Creating index churchill-speech...
Done


In [72]:
vector_store = Pinecone.from_documents(chunks, embeddings, index_name=index_name)#takes 3 arguments
#chunks is the viriable title you may give the recursive text classifier on you doc/ text
# embedding is instance of OpenAI embedding class, converts text data into embedding using OpenAI embedding model used for similarity search in Pinecone#
#index_name is the string representing the name of Pinecone index, used to identify index in PineconeDB

# in nutshell, the above function picks classified text, embeds it and convert it to a vector store that can aid similarity search


### Asking Questions (Similarity Search)

In [73]:
query = 'Where should we fight?'
result = vector_store.similarity_search(query)
print(result)

[Document(page_content='shall fight on the beaches, we shall fight on the landing grounds, we shall fight in the fields and'), Document(page_content='front, now on that, fighting'), Document(page_content='end, we shall fight in France, we shall fight on the seas and oceans, we shall fight with growing'), Document(page_content='Winston Churchill Speech - We Shall Fight on the Beaches \nWe Shall Fight on the Beaches')]


In [74]:
for r in result:
    print (r.page_content)
    print('-'* 50)# for readability

shall fight on the beaches, we shall fight on the landing grounds, we shall fight in the fields and
--------------------------------------------------
front, now on that, fighting
--------------------------------------------------
end, we shall fight in France, we shall fight on the seas and oceans, we shall fight with growing
--------------------------------------------------
Winston Churchill Speech - We Shall Fight on the Beaches 
We Shall Fight on the Beaches
--------------------------------------------------


In [76]:
# use LLM to get most relevant/ package results 

from langchain.chains import RetrievalQA
from langchain.chat_models import ChatOpenAI

llm = ChatOpenAI(model ='gpt-3.5-turbo', temperature=1)

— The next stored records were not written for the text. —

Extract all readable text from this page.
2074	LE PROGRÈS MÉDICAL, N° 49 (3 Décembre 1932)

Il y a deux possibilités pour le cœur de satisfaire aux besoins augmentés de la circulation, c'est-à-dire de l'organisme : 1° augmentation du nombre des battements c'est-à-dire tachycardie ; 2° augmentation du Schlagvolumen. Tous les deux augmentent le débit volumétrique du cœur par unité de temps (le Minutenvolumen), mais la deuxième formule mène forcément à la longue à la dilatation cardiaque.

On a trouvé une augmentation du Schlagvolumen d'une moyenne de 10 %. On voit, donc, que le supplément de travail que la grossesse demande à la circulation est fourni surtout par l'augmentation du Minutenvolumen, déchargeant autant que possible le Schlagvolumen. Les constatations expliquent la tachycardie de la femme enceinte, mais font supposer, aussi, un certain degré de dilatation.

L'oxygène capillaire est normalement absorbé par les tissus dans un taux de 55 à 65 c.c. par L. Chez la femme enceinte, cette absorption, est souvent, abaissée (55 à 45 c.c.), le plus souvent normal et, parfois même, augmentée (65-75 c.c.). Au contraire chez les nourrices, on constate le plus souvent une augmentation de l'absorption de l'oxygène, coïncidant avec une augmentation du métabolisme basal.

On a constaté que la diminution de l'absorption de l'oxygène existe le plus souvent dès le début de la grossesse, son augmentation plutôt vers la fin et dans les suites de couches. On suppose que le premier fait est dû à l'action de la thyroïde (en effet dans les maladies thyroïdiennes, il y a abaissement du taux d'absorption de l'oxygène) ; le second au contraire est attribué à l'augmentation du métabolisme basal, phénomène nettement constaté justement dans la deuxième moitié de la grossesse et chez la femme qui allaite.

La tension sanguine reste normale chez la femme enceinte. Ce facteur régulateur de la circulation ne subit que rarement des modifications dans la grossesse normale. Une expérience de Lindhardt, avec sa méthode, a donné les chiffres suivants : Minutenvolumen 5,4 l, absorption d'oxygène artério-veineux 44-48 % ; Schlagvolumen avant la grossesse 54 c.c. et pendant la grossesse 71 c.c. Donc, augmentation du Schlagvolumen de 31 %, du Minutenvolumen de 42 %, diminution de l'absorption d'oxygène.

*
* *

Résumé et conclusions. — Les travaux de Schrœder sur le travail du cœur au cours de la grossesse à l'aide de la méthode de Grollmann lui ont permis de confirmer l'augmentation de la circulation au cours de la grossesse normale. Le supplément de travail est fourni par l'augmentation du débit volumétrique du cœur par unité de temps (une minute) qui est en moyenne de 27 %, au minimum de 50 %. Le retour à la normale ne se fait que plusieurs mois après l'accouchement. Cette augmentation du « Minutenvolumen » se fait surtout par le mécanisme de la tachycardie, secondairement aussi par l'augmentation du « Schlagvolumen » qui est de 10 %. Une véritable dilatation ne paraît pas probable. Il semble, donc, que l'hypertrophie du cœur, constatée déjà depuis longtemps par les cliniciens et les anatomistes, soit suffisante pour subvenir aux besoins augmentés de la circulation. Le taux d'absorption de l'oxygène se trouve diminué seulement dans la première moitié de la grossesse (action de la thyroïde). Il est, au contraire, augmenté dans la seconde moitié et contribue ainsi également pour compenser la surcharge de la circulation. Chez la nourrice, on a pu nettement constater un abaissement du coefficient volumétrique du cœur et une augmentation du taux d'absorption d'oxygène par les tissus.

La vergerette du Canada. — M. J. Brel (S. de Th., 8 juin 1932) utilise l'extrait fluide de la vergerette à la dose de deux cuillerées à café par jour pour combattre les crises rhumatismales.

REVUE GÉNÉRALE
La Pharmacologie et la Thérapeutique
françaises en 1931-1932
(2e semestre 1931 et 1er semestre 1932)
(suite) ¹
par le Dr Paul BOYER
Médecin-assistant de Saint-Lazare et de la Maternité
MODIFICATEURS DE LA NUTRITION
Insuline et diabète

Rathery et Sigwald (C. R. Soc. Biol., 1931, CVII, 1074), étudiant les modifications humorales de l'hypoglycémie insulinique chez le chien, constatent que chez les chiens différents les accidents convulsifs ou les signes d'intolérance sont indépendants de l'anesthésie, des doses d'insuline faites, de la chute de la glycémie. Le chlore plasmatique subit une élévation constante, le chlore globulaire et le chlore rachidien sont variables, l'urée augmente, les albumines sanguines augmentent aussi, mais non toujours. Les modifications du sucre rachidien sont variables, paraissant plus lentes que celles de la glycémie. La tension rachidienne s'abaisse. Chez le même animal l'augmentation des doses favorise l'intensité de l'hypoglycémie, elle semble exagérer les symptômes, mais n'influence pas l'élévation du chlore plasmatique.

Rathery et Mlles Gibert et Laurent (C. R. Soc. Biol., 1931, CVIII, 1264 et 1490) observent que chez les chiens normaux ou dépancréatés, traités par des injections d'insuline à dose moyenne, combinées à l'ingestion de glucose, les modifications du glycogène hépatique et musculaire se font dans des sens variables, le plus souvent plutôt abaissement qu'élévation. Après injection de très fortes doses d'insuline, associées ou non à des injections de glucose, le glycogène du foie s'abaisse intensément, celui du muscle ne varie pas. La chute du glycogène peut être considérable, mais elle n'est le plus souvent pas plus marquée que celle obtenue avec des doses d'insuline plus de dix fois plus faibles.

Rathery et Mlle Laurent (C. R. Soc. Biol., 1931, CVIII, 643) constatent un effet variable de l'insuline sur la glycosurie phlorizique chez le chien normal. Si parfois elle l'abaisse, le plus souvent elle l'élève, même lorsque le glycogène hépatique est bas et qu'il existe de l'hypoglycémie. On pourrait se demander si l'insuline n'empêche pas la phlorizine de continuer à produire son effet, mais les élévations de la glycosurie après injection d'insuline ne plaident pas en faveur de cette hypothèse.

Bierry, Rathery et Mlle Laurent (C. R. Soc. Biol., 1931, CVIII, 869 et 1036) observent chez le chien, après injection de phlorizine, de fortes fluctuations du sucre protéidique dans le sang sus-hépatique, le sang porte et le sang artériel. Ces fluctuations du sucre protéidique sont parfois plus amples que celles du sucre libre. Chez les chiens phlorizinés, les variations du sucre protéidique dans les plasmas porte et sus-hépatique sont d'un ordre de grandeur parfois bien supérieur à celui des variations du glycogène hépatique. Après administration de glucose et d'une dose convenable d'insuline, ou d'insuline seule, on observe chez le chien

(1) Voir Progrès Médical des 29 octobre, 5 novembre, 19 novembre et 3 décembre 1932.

#The retrieval interface is a generic interface that makes it eay to combine documents in large language models
# k = 3 means that it will rturn 3 most similar chunks

retriever = vector_store.as_retriever(search_type='similarity', search_kwargs={'k' : 3})
# create chain to answer question

chain = RetrievalQA.from_chain_type(llm=llm, chain_type="stuff", retriever = retriever)

In [77]:
query = 'Where should we fight?'
answer = chain.run(query)
print(answer)

We should fight on the beaches, the landing grounds, in the fields, in France, on the seas and oceans.


In [78]:
query = 'Who was the king of Belgium at that time?'
answer = chain.run(query)
print(answer)

The king of Belgium at that time was King Leopold.


In [80]:
query = 'What about the French Armies?'
answer = chain.run(query)
print(answer)

The context suggests that the French Armies were involved in the situation being discussed. Specifically, there is mention of French troops holding a certain area and the creation of a French Army that was supposed to advance across the Somme. However, the details provided do not give further information about the current status or specific actions of the French Armies.